Augustin Sokolovski
Le 3 juin, l'Église orthodoxe célèbre la mémoire des saints Constantin et Hélène. Constantin était empereur de l'Empire romain et Hélène était sa mère. En 337, à la veille de sa mort, Constantin fut baptisé dans l'une des anciennes capitales impériales, la ville de Nicomédie. La date de la mémoire de Constantin dans le calendrier liturgique se réfère spécifiquement à ce jour.
Aujourd'hui encore, l'Église vit dans un monde dont Constantin a établi de nombreuses caractéristiques et postulats. Du principe de tolérance religieuse à la coutume de confier le soin des pauvres et des nécessiteux aux structures ecclésiastiques, en passant par la loi selon laquelle le premier jour de la semaine, et non le dernier, ni aucun autre jour, c'est-à-dire le dimanche, doit être libre. Le dimanche est chômé en Chine et dans d'autres pays du monde éloignés de l'Europe chrétienne. Et tout récemment, c’est devenu un jour férié même dans l’un des pays riches du Golfe Persique.

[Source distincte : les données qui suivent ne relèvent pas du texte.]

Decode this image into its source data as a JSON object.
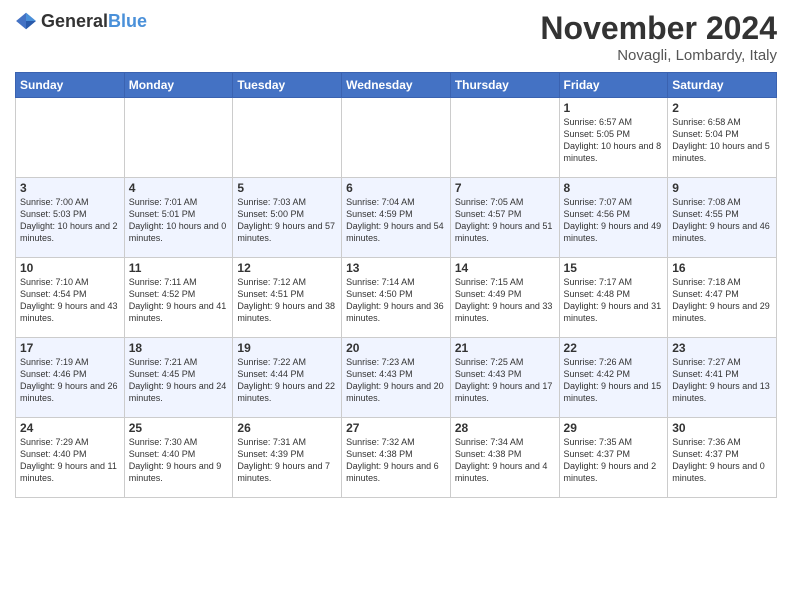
{
  "header": {
    "logo": {
      "text_general": "General",
      "text_blue": "Blue"
    },
    "title": "November 2024",
    "location": "Novagli, Lombardy, Italy"
  },
  "weekdays": [
    "Sunday",
    "Monday",
    "Tuesday",
    "Wednesday",
    "Thursday",
    "Friday",
    "Saturday"
  ],
  "weeks": [
    [
      {
        "day": "",
        "info": ""
      },
      {
        "day": "",
        "info": ""
      },
      {
        "day": "",
        "info": ""
      },
      {
        "day": "",
        "info": ""
      },
      {
        "day": "",
        "info": ""
      },
      {
        "day": "1",
        "info": "Sunrise: 6:57 AM\nSunset: 5:05 PM\nDaylight: 10 hours and 8 minutes."
      },
      {
        "day": "2",
        "info": "Sunrise: 6:58 AM\nSunset: 5:04 PM\nDaylight: 10 hours and 5 minutes."
      }
    ],
    [
      {
        "day": "3",
        "info": "Sunrise: 7:00 AM\nSunset: 5:03 PM\nDaylight: 10 hours and 2 minutes."
      },
      {
        "day": "4",
        "info": "Sunrise: 7:01 AM\nSunset: 5:01 PM\nDaylight: 10 hours and 0 minutes."
      },
      {
        "day": "5",
        "info": "Sunrise: 7:03 AM\nSunset: 5:00 PM\nDaylight: 9 hours and 57 minutes."
      },
      {
        "day": "6",
        "info": "Sunrise: 7:04 AM\nSunset: 4:59 PM\nDaylight: 9 hours and 54 minutes."
      },
      {
        "day": "7",
        "info": "Sunrise: 7:05 AM\nSunset: 4:57 PM\nDaylight: 9 hours and 51 minutes."
      },
      {
        "day": "8",
        "info": "Sunrise: 7:07 AM\nSunset: 4:56 PM\nDaylight: 9 hours and 49 minutes."
      },
      {
        "day": "9",
        "info": "Sunrise: 7:08 AM\nSunset: 4:55 PM\nDaylight: 9 hours and 46 minutes."
      }
    ],
    [
      {
        "day": "10",
        "info": "Sunrise: 7:10 AM\nSunset: 4:54 PM\nDaylight: 9 hours and 43 minutes."
      },
      {
        "day": "11",
        "info": "Sunrise: 7:11 AM\nSunset: 4:52 PM\nDaylight: 9 hours and 41 minutes."
      },
      {
        "day": "12",
        "info": "Sunrise: 7:12 AM\nSunset: 4:51 PM\nDaylight: 9 hours and 38 minutes."
      },
      {
        "day": "13",
        "info": "Sunrise: 7:14 AM\nSunset: 4:50 PM\nDaylight: 9 hours and 36 minutes."
      },
      {
        "day": "14",
        "info": "Sunrise: 7:15 AM\nSunset: 4:49 PM\nDaylight: 9 hours and 33 minutes."
      },
      {
        "day": "15",
        "info": "Sunrise: 7:17 AM\nSunset: 4:48 PM\nDaylight: 9 hours and 31 minutes."
      },
      {
        "day": "16",
        "info": "Sunrise: 7:18 AM\nSunset: 4:47 PM\nDaylight: 9 hours and 29 minutes."
      }
    ],
    [
      {
        "day": "17",
        "info": "Sunrise: 7:19 AM\nSunset: 4:46 PM\nDaylight: 9 hours and 26 minutes."
      },
      {
        "day": "18",
        "info": "Sunrise: 7:21 AM\nSunset: 4:45 PM\nDaylight: 9 hours and 24 minutes."
      },
      {
        "day": "19",
        "info": "Sunrise: 7:22 AM\nSunset: 4:44 PM\nDaylight: 9 hours and 22 minutes."
      },
      {
        "day": "20",
        "info": "Sunrise: 7:23 AM\nSunset: 4:43 PM\nDaylight: 9 hours and 20 minutes."
      },
      {
        "day": "21",
        "info": "Sunrise: 7:25 AM\nSunset: 4:43 PM\nDaylight: 9 hours and 17 minutes."
      },
      {
        "day": "22",
        "info": "Sunrise: 7:26 AM\nSunset: 4:42 PM\nDaylight: 9 hours and 15 minutes."
      },
      {
        "day": "23",
        "info": "Sunrise: 7:27 AM\nSunset: 4:41 PM\nDaylight: 9 hours and 13 minutes."
      }
    ],
    [
      {
        "day": "24",
        "info": "Sunrise: 7:29 AM\nSunset: 4:40 PM\nDaylight: 9 hours and 11 minutes."
      },
      {
        "day": "25",
        "info": "Sunrise: 7:30 AM\nSunset: 4:40 PM\nDaylight: 9 hours and 9 minutes."
      },
      {
        "day": "26",
        "info": "Sunrise: 7:31 AM\nSunset: 4:39 PM\nDaylight: 9 hours and 7 minutes."
      },
      {
        "day": "27",
        "info": "Sunrise: 7:32 AM\nSunset: 4:38 PM\nDaylight: 9 hours and 6 minutes."
      },
      {
        "day": "28",
        "info": "Sunrise: 7:34 AM\nSunset: 4:38 PM\nDaylight: 9 hours and 4 minutes."
      },
      {
        "day": "29",
        "info": "Sunrise: 7:35 AM\nSunset: 4:37 PM\nDaylight: 9 hours and 2 minutes."
      },
      {
        "day": "30",
        "info": "Sunrise: 7:36 AM\nSunset: 4:37 PM\nDaylight: 9 hours and 0 minutes."
      }
    ]
  ]
}
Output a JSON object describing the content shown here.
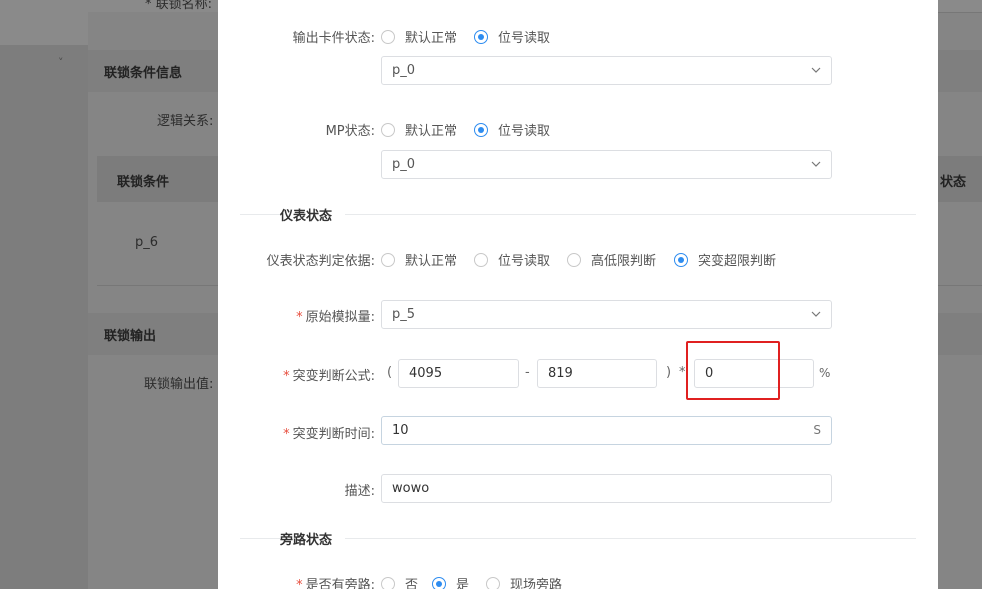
{
  "background": {
    "top_cut_label": "* 联锁名称:",
    "section_condition_info": "联锁条件信息",
    "logic_relation_label": "逻辑关系:",
    "table_header_condition": "联锁条件",
    "table_header_status": "状态",
    "condition_row_value": "p_6",
    "section_output": "联锁输出",
    "output_value_label": "联锁输出值:"
  },
  "modal": {
    "output_card": {
      "label": "输出卡件状态:",
      "options": [
        "默认正常",
        "位号读取"
      ],
      "selected": 1,
      "select_value": "p_0"
    },
    "mp": {
      "label": "MP状态:",
      "options": [
        "默认正常",
        "位号读取"
      ],
      "selected": 1,
      "select_value": "p_0"
    },
    "instrument_section": {
      "title": "仪表状态",
      "basis_label": "仪表状态判定依据:",
      "basis_options": [
        "默认正常",
        "位号读取",
        "高低限判断",
        "突变超限判断"
      ],
      "basis_selected": 3,
      "raw_analog": {
        "label": "原始模拟量:",
        "value": "p_5"
      },
      "formula": {
        "label": "突变判断公式:",
        "open_paren": "(",
        "value_a": "4095",
        "minus": "-",
        "value_b": "819",
        "close_paren": ")",
        "times": "*",
        "value_c": "0",
        "unit": "%"
      },
      "time": {
        "label": "突变判断时间:",
        "value": "10",
        "unit": "S"
      },
      "desc": {
        "label": "描述:",
        "value": "wowo"
      }
    },
    "bypass_section": {
      "title": "旁路状态",
      "has_bypass_label": "是否有旁路:",
      "options": [
        "否",
        "是",
        "现场旁路"
      ],
      "selected": 1
    }
  },
  "colors": {
    "accent": "#2d8cf0",
    "required": "#e74c3c",
    "highlight": "#e02020"
  }
}
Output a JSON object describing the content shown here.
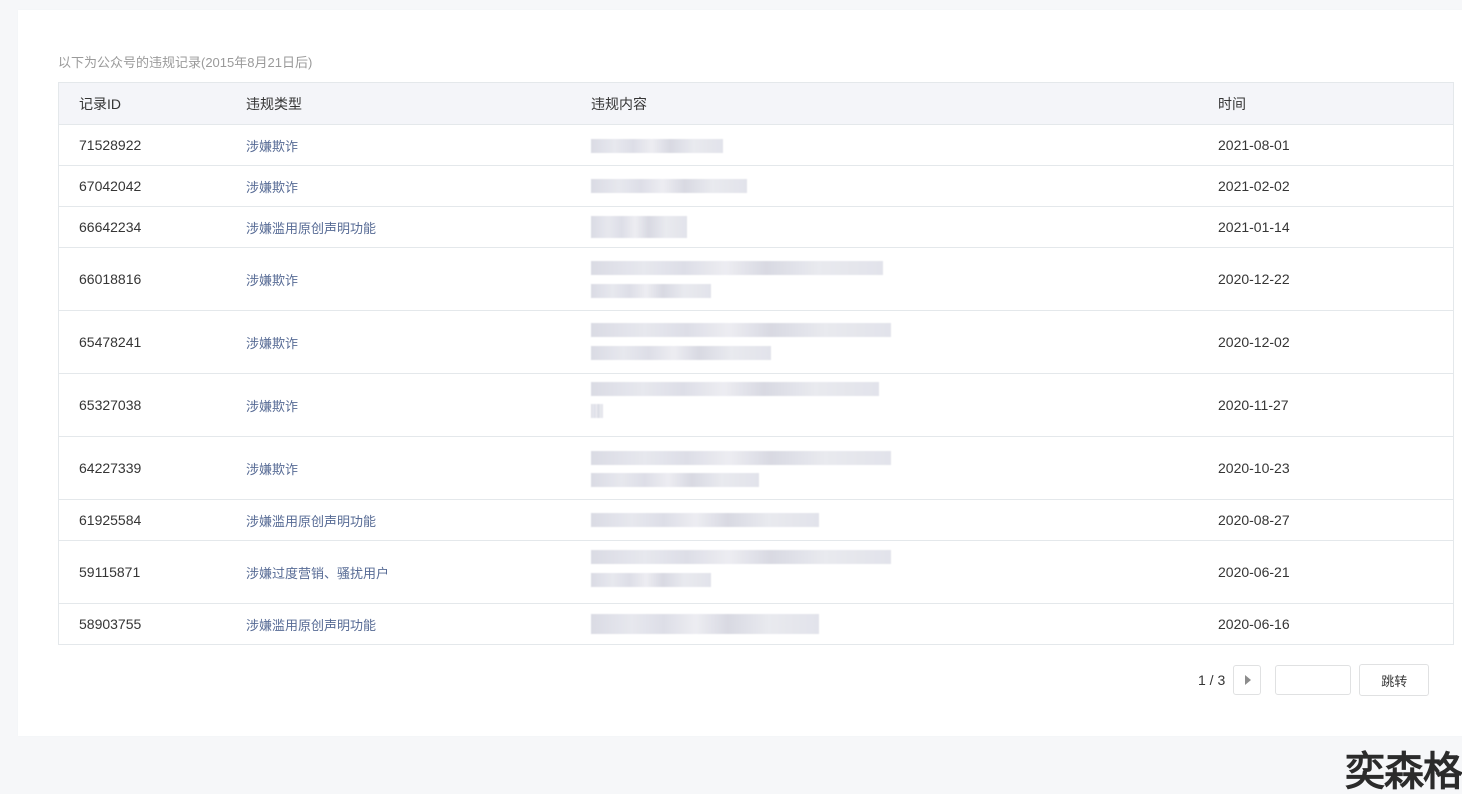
{
  "notice": "以下为公众号的违规记录(2015年8月21日后)",
  "table": {
    "headers": {
      "id": "记录ID",
      "type": "违规类型",
      "content": "违规内容",
      "time": "时间"
    },
    "rows": [
      {
        "id": "71528922",
        "type": "涉嫌欺诈",
        "time": "2021-08-01"
      },
      {
        "id": "67042042",
        "type": "涉嫌欺诈",
        "time": "2021-02-02"
      },
      {
        "id": "66642234",
        "type": "涉嫌滥用原创声明功能",
        "time": "2021-01-14"
      },
      {
        "id": "66018816",
        "type": "涉嫌欺诈",
        "time": "2020-12-22"
      },
      {
        "id": "65478241",
        "type": "涉嫌欺诈",
        "time": "2020-12-02"
      },
      {
        "id": "65327038",
        "type": "涉嫌欺诈",
        "time": "2020-11-27"
      },
      {
        "id": "64227339",
        "type": "涉嫌欺诈",
        "time": "2020-10-23"
      },
      {
        "id": "61925584",
        "type": "涉嫌滥用原创声明功能",
        "time": "2020-08-27"
      },
      {
        "id": "59115871",
        "type": "涉嫌过度营销、骚扰用户",
        "time": "2020-06-21"
      },
      {
        "id": "58903755",
        "type": "涉嫌滥用原创声明功能",
        "time": "2020-06-16"
      }
    ]
  },
  "pagination": {
    "indicator": "1 / 3",
    "jump_label": "跳转",
    "input_value": ""
  },
  "watermark": "奕森格"
}
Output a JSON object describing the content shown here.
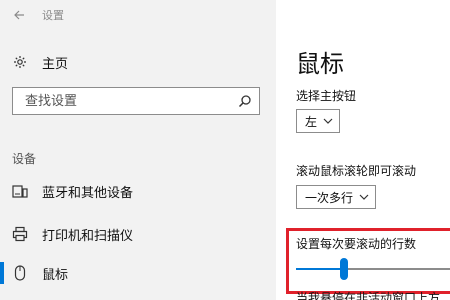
{
  "window": {
    "title": "设置"
  },
  "sidebar": {
    "home_label": "主页",
    "search_placeholder": "查找设置",
    "section_header": "设备",
    "items": [
      {
        "label": "蓝牙和其他设备",
        "icon": "bluetooth-devices-icon"
      },
      {
        "label": "打印机和扫描仪",
        "icon": "printer-icon"
      },
      {
        "label": "鼠标",
        "icon": "mouse-icon",
        "selected": true
      }
    ]
  },
  "main": {
    "title": "鼠标",
    "primary_button": {
      "label": "选择主按钮",
      "value": "左"
    },
    "scroll_mode": {
      "label": "滚动鼠标滚轮即可滚动",
      "value": "一次多行"
    },
    "lines_to_scroll": {
      "label": "设置每次要滚动的行数",
      "level_fraction": 0.3
    },
    "cut_off_text": "当我悬停在非活动窗口上方"
  },
  "colors": {
    "accent": "#0078d7",
    "highlight": "#e0212b",
    "sidebar_bg": "#f2f2f2"
  }
}
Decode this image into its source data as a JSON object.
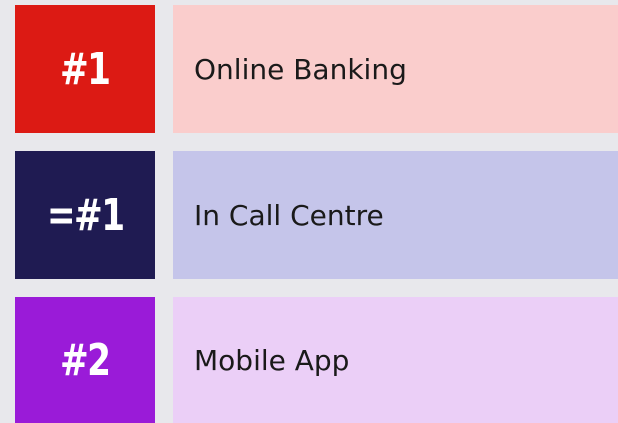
{
  "rows": [
    {
      "rank": "#1",
      "label": "Online Banking",
      "rank_color": "#dc1a14",
      "label_bg": "#facdcc"
    },
    {
      "rank": "=#1",
      "label": "In Call Centre",
      "rank_color": "#1f1b52",
      "label_bg": "#c5c5ea"
    },
    {
      "rank": "#2",
      "label": "Mobile App",
      "rank_color": "#9a1bd8",
      "label_bg": "#ebcff7"
    }
  ]
}
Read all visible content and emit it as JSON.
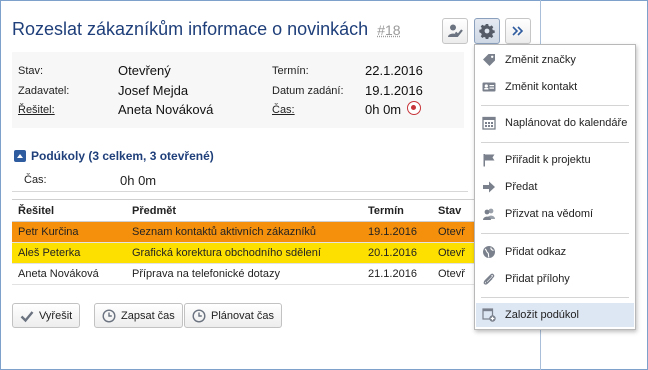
{
  "header": {
    "title": "Rozeslat zákazníkům informace o novinkách",
    "number": "#18"
  },
  "toolbar": {
    "approve_icon": "user-check-icon",
    "settings_icon": "gear-icon",
    "more_icon": "double-chevron-right-icon"
  },
  "info": {
    "stav_label": "Stav:",
    "stav_value": "Otevřený",
    "zadavatel_label": "Zadavatel:",
    "zadavatel_value": "Josef Mejda",
    "resitel_label": "Řešitel:",
    "resitel_value": "Aneta Nováková",
    "termin_label": "Termín:",
    "termin_value": "22.1.2016",
    "datum_label": "Datum zadání:",
    "datum_value": "19.1.2016",
    "cas_label": "Čas:",
    "cas_value": "0h 0m"
  },
  "subtasks": {
    "heading": "Podúkoly (3 celkem, 3 otevřené)",
    "cas_label": "Čas:",
    "cas_value": "0h 0m",
    "columns": [
      "Řešitel",
      "Předmět",
      "Termín",
      "Stav"
    ],
    "rows": [
      {
        "resitel": "Petr Kurčina",
        "predmet": "Seznam kontaktů aktivních zákazníků",
        "termin": "19.1.2016",
        "stav": "Otevř",
        "color": "#f5900d"
      },
      {
        "resitel": "Aleš Peterka",
        "predmet": "Grafická korektura obchodního sdělení",
        "termin": "20.1.2016",
        "stav": "Otevř",
        "color": "#fde000"
      },
      {
        "resitel": "Aneta Nováková",
        "predmet": "Příprava na telefonické dotazy",
        "termin": "21.1.2016",
        "stav": "Otevř",
        "color": "#ffffff"
      }
    ]
  },
  "actions": {
    "vyresit": "Vyřešit",
    "zapsat_cas": "Zapsat čas",
    "planovat_cas": "Plánovat čas"
  },
  "menu": {
    "items": [
      {
        "label": "Změnit značky",
        "icon": "tag-icon"
      },
      {
        "label": "Změnit kontakt",
        "icon": "contact-card-icon"
      },
      {
        "label": "Naplánovat do kalendáře",
        "icon": "calendar-icon"
      },
      {
        "label": "Přiřadit k projektu",
        "icon": "flag-icon"
      },
      {
        "label": "Předat",
        "icon": "arrow-right-icon"
      },
      {
        "label": "Přizvat na vědomí",
        "icon": "users-icon"
      },
      {
        "label": "Přidat odkaz",
        "icon": "globe-icon"
      },
      {
        "label": "Přidat přílohy",
        "icon": "paperclip-icon"
      },
      {
        "label": "Založit podúkol",
        "icon": "add-subtask-icon"
      }
    ],
    "highlighted_index": 8
  },
  "colors": {
    "title": "#1f3f7a",
    "row_orange": "#f5900d",
    "row_yellow": "#fde000",
    "record": "#c7353a",
    "menu_highlight": "#dde6f3"
  }
}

Dans son testament, Constantin ordonna d'être inhumé dans la basilique des Saints-Apôtres, qu'il avait lui-même construite dans la nouvelle capitale chrétienne de l'Empire, Constantinople, fondée par lui exactement sept ans plus tôt. Le temple contenait douze pierres tombales symboliques des Apôtres. Les habitants de la capitale, en réponse à cela, avec une certaine ironie, car les plaisanteries sur les dirigeants existaient bien avant la fin de l'ère soviétique « sous Brejnev », disaient : « Maintenant, Constantin lui-même est parmi les Apôtres. » Ainsi, le nom d’« Égal aux Apôtres » lui fut d'abord attribué, perdant progressivement sa connotation ironique, puis commença à être appliqué par l'Église aux saints qui œuvraient particulièrement dans la Mission.
Comme, dans les dernières années de sa vie, Constantin soutint fortement les hérétiques ariens et contribua même à l'admission d'Arius lui-même dans la communion ecclésiale, bien que ce dernier soit mort subitement à Constantinople au moment même de son retour, Constantin devint d'abord un « saint arien ». Ce sont eux qui le vénéraient et le considéraient comme un saint. Mais bientôt, les orthodoxes d'Orient privèrent les hérétiques de ce culte. En Occident, en revanche, Constantin était simplement perçu positivement, sans canonisation. Contrairement aux Pères de l'Église d'Orient, les Pères d'Occident et saint Augustin « préféraient » l'empereur Théodose le Grand, qui régna à Constantinople quarante ans après et au Deuxième Concile œcuménique en 381, conduisit le parti arien à la défaite finale. Sur ordre de saint Ambroise de Milan, Théodose se repentit publiquement de la cruauté dont il avait fait preuve envers les rebelles et donna ainsi un exemple décisif. Les historiens affirment que seule l'établissement d'unions ecclésiastiques entre le catholicisme et l'orthodoxie, pendant la Contre-Réforme, « força » les catholiques à accepter Constantin dans leur calendrier liturgique comme un saint. Tels furent les chemins de l'empereur-apôtre, devenu un étrange saint errant d'une « itinérante sainteté ».
Le baptême de Constantin fut célébré par l'évêque local Eusèbe, fervent représentant du parti arien hérétique. Contrairement à d’autres hérétiques, et à eux-mêmes à une époque ultérieure, les ariens n’ont pas créé leur propre Église. Par conséquent, la validité du baptême de Constantin ne fut remise en question par personne.
De plus, Constantin lui-même se considérait depuis longtemps comme chrétien et, lors du concile œcuménique de Nicée, douze ans exactement avant sa mort, il s'était appelé « évêque des affaires extérieures de l'Église ». Historiens et théologiens débattent encore de la signification de ce titre jusqu'alors inconnu. Le tropaire, chanté par l'Église lors de la liturgie du jour de sa mémoire, le qualifie d’« Apôtre parmi les empereurs ». Le français, l'anglais et d'autres langues européennes modernes utilisent le mot « rois » au lieu de « empereurs ». En réalité, pour garantir l'exactitude de la « traduction transsémantique », comme Umberto Eco qualifiait de telles complexités, il faudrait écrire : « Constantin est un apôtre parmi les hommes politiques ». C'est peut-être là le principal testament de Constantin à toutes les générations de croyants suivantes, et surtout à notre génération de chrétiens orthodoxes à l'ère postmoderne : être un apôtre parmi les siens. Sinon, le témoignage chrétien personnel ne sera pas authentique. Et sans le témoignage de Jésus-Christ, ni la sainteté, ni le salut ne peuvent être atteints.